Travel by road was assisted by a secondary infrastructure of private hostels and state-sponsored stopping places to house emperors and Roman officials (Lat. mansio ), which developed during the Roman imperial period, gradually replacing the older practice of requisitioning room and board for official travels ( Casson 1974 , 197–218; Mitchell 1976 ; Millar 1977 , 32–33; Adams 2001 , 142–45). Information, goods, and services could also be transported along Roman roads by the cursus publicus , an express imperial messenger service founded by Augustus ( Ramsay 1925 ; Stoffel 1994 ; Kolb 2000 ). Although there is far less archaeological evidence for roads in Egypt, there too land transport played a central role in the movement of people and goods throughout the province. In addition to archaeologically attested routes that connected the Nile Valley to the Western Desert and the Red Sea coast, Colin Adams collects evidence for a wider network of more temporary roads closer to the Nile, long since destroyed by the river’s annual flooding, which ran from the Mediterranean coast to as far as Syene (Western Desert— Darnell 2002 ; cf. Adams 2007 , 30–33; Western Oases ; Red Sea— Sidebotham and Wendrich 2001–2002 ; Gates 2005 ; Adams 2007 , 33–42; Sidebotham 2011 , 125–74; cf. Strabo 17.1.45; Pliny NH 6.33.165; IGR I 1142 = OGIS 701 = SEG 51 2123 [Antinooupolis, modern Sheikh ‘Ibāda; 137 CE]; The Eastern Desert and the Red Sea Ports ; Nile— Adams 2007 , 22–29; cf. P.Oxy. LX 4087, 4088 [first half of the fourth century CE] on way stations in Tacona and Oxyrhynchus).

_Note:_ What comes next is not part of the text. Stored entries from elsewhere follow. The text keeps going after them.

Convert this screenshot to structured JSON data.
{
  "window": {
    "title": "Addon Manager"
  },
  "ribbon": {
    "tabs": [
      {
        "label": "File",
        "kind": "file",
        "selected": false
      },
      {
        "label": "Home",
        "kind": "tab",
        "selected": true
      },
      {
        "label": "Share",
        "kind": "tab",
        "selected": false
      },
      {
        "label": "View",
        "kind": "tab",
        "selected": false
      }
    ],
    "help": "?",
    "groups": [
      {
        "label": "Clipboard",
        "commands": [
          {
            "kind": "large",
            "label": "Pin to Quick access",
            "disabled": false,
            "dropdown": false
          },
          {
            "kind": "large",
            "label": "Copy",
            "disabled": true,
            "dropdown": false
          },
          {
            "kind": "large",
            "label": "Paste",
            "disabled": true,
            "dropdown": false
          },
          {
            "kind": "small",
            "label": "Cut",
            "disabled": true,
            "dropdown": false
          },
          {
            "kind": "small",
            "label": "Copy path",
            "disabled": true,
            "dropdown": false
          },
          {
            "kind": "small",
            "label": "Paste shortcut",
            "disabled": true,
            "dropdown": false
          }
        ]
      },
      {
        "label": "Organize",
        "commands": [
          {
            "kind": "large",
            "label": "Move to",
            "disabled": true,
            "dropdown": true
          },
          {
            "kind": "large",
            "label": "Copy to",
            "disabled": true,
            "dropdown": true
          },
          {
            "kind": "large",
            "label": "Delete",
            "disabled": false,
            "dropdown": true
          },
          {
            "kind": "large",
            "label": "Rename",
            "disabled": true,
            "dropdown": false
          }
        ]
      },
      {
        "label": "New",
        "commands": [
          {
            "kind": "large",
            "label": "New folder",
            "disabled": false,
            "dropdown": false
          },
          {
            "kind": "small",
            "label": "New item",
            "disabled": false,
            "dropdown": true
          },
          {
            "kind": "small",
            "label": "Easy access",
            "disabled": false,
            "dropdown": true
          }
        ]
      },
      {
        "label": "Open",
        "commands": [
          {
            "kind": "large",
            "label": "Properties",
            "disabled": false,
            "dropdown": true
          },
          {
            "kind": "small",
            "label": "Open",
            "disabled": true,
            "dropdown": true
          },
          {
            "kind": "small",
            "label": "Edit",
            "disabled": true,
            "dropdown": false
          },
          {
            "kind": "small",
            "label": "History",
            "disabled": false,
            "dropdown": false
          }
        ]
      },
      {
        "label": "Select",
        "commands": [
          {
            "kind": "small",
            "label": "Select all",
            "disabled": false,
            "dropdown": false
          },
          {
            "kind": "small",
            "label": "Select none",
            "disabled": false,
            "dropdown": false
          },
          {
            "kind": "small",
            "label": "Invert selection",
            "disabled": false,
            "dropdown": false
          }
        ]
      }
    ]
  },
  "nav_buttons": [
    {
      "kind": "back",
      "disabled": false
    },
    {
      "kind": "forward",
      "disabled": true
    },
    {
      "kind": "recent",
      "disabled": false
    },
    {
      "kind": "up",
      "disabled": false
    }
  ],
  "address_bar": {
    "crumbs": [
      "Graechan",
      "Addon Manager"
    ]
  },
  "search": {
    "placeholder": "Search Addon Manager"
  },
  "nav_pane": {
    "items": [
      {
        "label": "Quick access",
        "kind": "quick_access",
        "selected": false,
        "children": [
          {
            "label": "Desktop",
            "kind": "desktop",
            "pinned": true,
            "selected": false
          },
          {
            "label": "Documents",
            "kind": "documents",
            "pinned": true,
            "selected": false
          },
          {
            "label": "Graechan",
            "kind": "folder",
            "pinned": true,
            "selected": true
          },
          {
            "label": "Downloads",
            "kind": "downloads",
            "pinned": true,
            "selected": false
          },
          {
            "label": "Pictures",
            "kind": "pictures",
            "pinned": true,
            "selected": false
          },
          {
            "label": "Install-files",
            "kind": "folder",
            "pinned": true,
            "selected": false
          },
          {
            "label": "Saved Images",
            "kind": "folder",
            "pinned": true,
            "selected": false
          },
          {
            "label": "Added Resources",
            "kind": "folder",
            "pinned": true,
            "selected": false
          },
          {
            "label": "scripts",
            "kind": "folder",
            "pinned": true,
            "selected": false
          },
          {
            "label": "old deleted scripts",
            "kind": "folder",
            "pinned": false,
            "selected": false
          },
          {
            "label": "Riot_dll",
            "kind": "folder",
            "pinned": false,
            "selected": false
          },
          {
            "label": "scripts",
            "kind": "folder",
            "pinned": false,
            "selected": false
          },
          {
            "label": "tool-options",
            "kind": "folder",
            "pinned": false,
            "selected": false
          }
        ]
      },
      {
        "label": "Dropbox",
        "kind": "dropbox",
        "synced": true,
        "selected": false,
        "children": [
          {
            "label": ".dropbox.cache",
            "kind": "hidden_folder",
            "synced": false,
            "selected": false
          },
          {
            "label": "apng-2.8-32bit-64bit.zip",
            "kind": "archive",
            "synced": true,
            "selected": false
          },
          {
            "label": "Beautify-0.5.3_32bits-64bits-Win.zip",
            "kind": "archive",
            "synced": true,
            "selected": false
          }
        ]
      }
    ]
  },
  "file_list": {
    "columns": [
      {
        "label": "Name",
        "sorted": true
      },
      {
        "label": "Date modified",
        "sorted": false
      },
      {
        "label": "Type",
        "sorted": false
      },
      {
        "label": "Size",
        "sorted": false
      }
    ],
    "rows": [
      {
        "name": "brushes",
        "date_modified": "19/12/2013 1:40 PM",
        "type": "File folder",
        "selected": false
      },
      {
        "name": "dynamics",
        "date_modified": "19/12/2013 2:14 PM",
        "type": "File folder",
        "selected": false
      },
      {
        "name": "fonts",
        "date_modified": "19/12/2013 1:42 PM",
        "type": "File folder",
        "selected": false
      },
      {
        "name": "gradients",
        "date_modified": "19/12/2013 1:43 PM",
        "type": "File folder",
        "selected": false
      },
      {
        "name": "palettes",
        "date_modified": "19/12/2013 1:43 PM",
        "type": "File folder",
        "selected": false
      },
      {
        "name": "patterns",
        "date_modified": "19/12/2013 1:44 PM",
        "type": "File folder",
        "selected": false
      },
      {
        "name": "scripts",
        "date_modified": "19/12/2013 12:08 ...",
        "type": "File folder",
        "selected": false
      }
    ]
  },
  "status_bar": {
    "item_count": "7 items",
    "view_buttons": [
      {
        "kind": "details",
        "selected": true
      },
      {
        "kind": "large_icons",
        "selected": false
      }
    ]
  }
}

Roads were by far the costliest means of transporting goods and traveling; according to calculations made by applying the ORBIS model to data from Diocletian’s Edict on Maximum Prices of 301 CE, transportation by wagon cost between five and fifty-two times more than travel by boat for equivalent distances ( Scheidel 2014 , 9–10). Although the Edict has proven notoriously difficult to interpret, Scheidel’s predictions about the extremely high costs of travel by road are broadly consistent with data from early eighteenth-century England, where transport by land was between five and twenty-three times more expensive than that by boat ( Scheidel 2014 , 9–10). According to these calculations, land transport would have been so costly as to be prohibitively expensive for moving many inexpensive, bulky goods, yet archaeological and documentary evidence attests to roads as an important mode of transport in the Roman world. In response to this apparent paradox, Adams (2001 , 2007 , 2012 ) has suggested that travelers and traders could employ alternative strategies that undercut the prices implied by the Edict . For instance, farmers might transport goods (and people) by using their own animals or rent them out less expensively when they were not needed elsewhere. Even these mitigatory strategies had their limitations, however, and they would not be effective for long-distance travel and transport. For these journeys, boats were an indispensible link.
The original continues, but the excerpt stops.